Pantera Plans To Acquire $250 Million Worth Of SOL Tokens

Pantera Capital, a firm specializing in crypto asset management, reportedly seeks funds to acquire Solana tokens held by the estate of the bankrupt FTX exchange. The Pantera Solana Fund aims to secure investments of up to $250 million in SOL tokens, as detailed in marketing materials provided to potential investors.

 

Buying SOL

Pantera intends to purchase a portion of the FTX SOL holdings at a rate of $59.95, which represents a 57% discount relative to its price of $142 per token at the time of writing. Investors considering this opportunity must commit to a vesting period of up to four years. The FTX estate reportedly holds approximately 41.1 million SOL tokens, valued at around $5.4 billion, equivalent to roughly 10% of the total supply of Solana tokens.

Over the 24 hours preceding 11:47 A.M. UTC, SOL experienced a 2.51% increase in value, trading at $142.51. On a weekly basis, the token saw a rise of over 10.5%, and on a monthly basis, it increased by 49.7%, according to data by CoinMarketCap. Pantera aimed to finalize the fund by the end of February, with a minimum investment requirement of $25 million by each investor, as outlined in the presentation. The fund management fee is set at 0.75%, with a 10% performance fee.

 

Nearing The End

The potential sale would enable FTX liquidators to commence repayments to investors of the defunct crypto exchange.
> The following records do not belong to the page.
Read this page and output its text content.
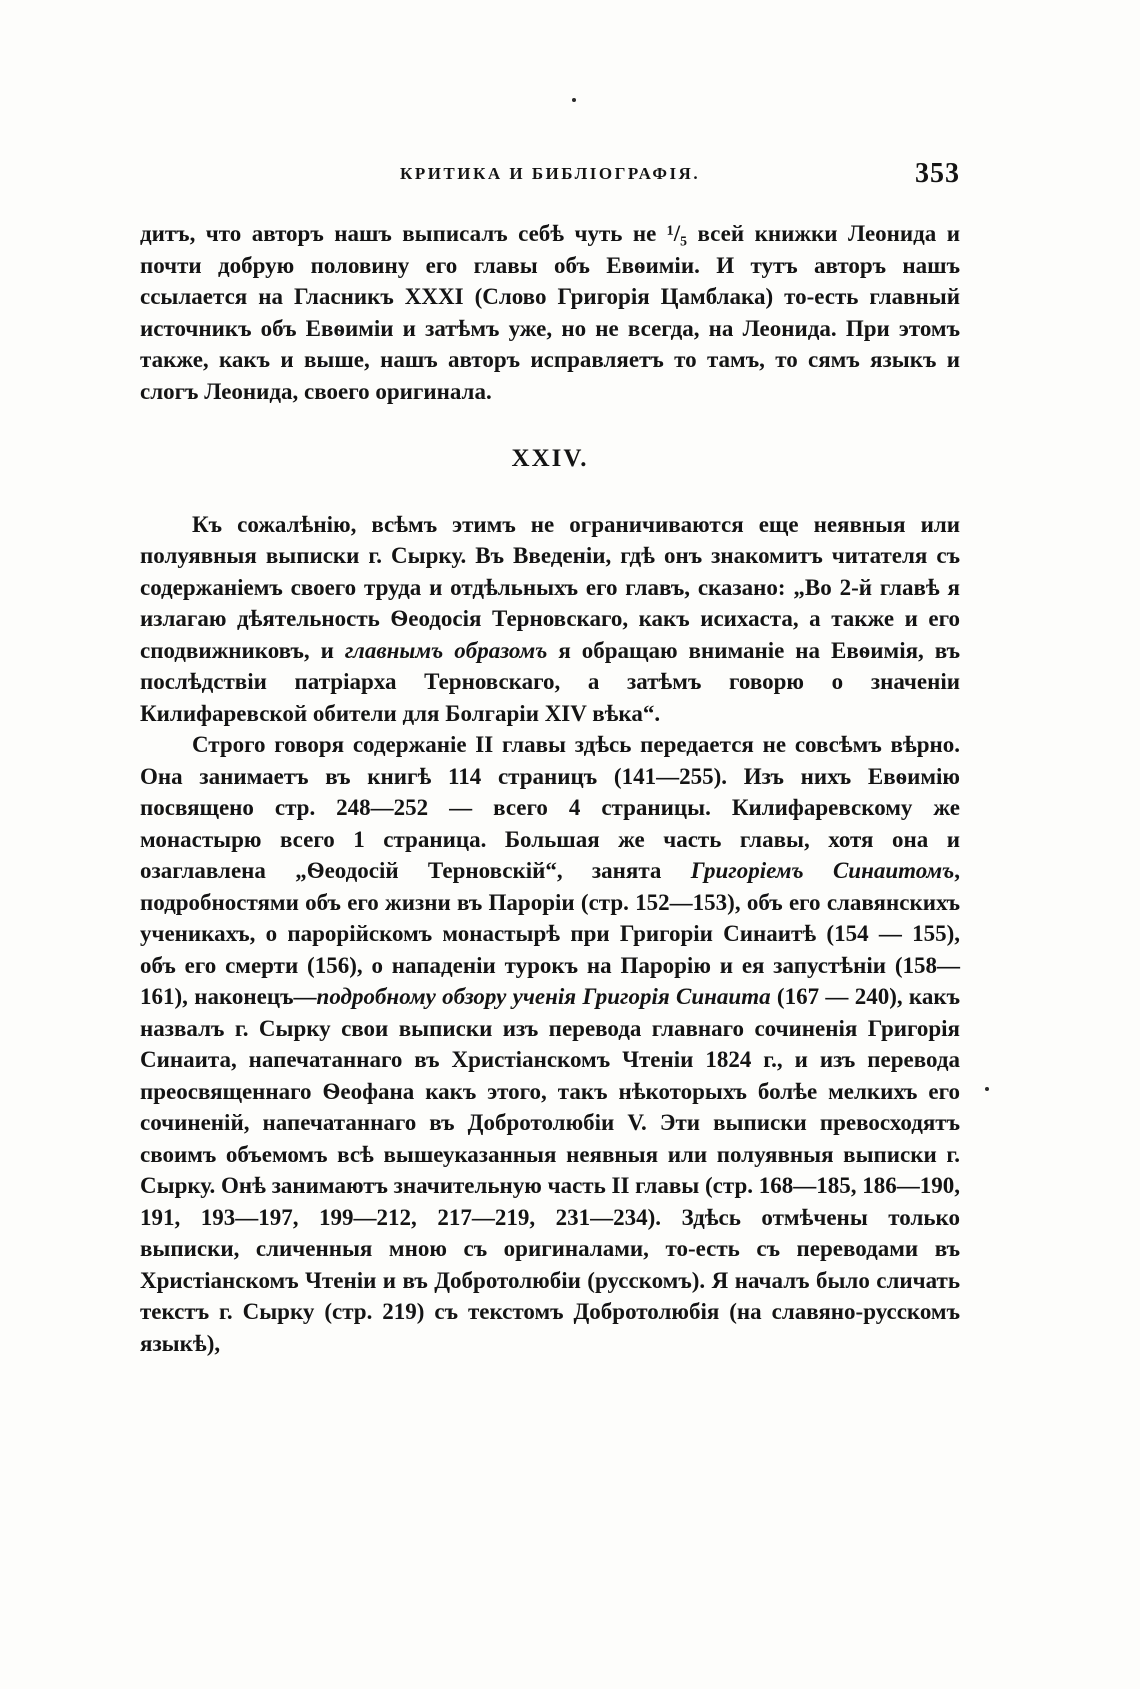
КРИТИКА И БИБЛІОГРАФІЯ.	353

дитъ, что авторъ нашъ выписалъ себѣ чуть не ¹/₅ всей книжки Леонида и почти добрую половину его главы объ Евѳиміи. И тутъ авторъ нашъ ссылается на Гласникъ XXXI (Слово Григорія Цамблака) то-есть главный источникъ объ Евѳиміи и затѣмъ уже, но не всегда, на Леонида. При этомъ также, какъ и выше, нашъ авторъ исправляетъ то тамъ, то сямъ языкъ и слогъ Леонида, своего оригинала.

XXIV.

Къ сожалѣнію, всѣмъ этимъ не ограничиваются еще неявныя или полуявныя выписки г. Сырку. Въ Введеніи, гдѣ онъ знакомитъ читателя съ содержаніемъ своего труда и отдѣльныхъ его главъ, сказано: „Во 2-й главѣ я излагаю дѣятельность Ѳеодосія Терновскаго, какъ исихаста, а также и его сподвижниковъ, и главнымъ образомъ я обращаю вниманіе на Евѳимія, въ послѣдствіи патріарха Терновскаго, а затѣмъ говорю о значеніи Килифаревской обители для Болгаріи XIV вѣка“.

Строго говоря содержаніе II главы здѣсь передается не совсѣмъ вѣрно. Она занимаетъ въ книгѣ 114 страницъ (141—255). Изъ нихъ Евѳимію посвящено стр. 248—252 — всего 4 страницы. Килифаревскому же монастырю всего 1 страница. Большая же часть главы, хотя она и озаглавлена „Ѳеодосій Терновскій“, занята Григоріемъ Синаитомъ, подробностями объ его жизни въ Пароріи (стр. 152—153), объ его славянскихъ ученикахъ, о парорійскомъ монастырѣ при Григоріи Синаитѣ (154 — 155), объ его смерти (156), о нападеніи турокъ на Парорію и ея запустѣніи (158—161), наконецъ—подробному обзору ученія Григорія Синаита (167 — 240), какъ назвалъ г. Сырку свои выписки изъ перевода главнаго сочиненія Григорія Синаита, напечатаннаго въ Христіанскомъ Чтеніи 1824 г., и изъ перевода преосвященнаго Ѳеофана какъ этого, такъ нѣкоторыхъ болѣе мелкихъ его сочиненій, напечатаннаго въ Добротолюбіи V. Эти выписки превосходятъ своимъ объемомъ всѣ вышеуказанныя неявныя или полуявныя выписки г. Сырку. Онѣ занимаютъ значительную часть II главы (стр. 168—185, 186—190, 191, 193—197, 199—212, 217—219, 231—234). Здѣсь отмѣчены только выписки, сличенныя мною съ оригиналами, то-есть съ переводами въ Христіанскомъ Чтеніи и въ Добротолюбіи (русскомъ). Я началъ было сличать текстъ г. Сырку (стр. 219) съ текстомъ Добротолюбія (на славяно-русскомъ языкѣ),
FTX and Alameda reached a tentative settlement with BlockFi to resolve their disputes, involving FTX agreeing to pay up to $874.5 million to BlockFi and dropping its claims against the firm.

This settlement would resolve the claims made by BlockFi against FTX, amounting to approximately a billion dollars, and also involve FTX waiving millions of dollars of avoidance claims and other counterclaims against BlockFi.

FTX is in the final stages of its bankruptcy proceedings, with plans to fully reimburse billions of dollars to its customers. As part of its efforts to recover funds for creditors, the company received approval on Feb. 22 to divest more than $1 billion in shares in the artificial intelligence company Anthropic.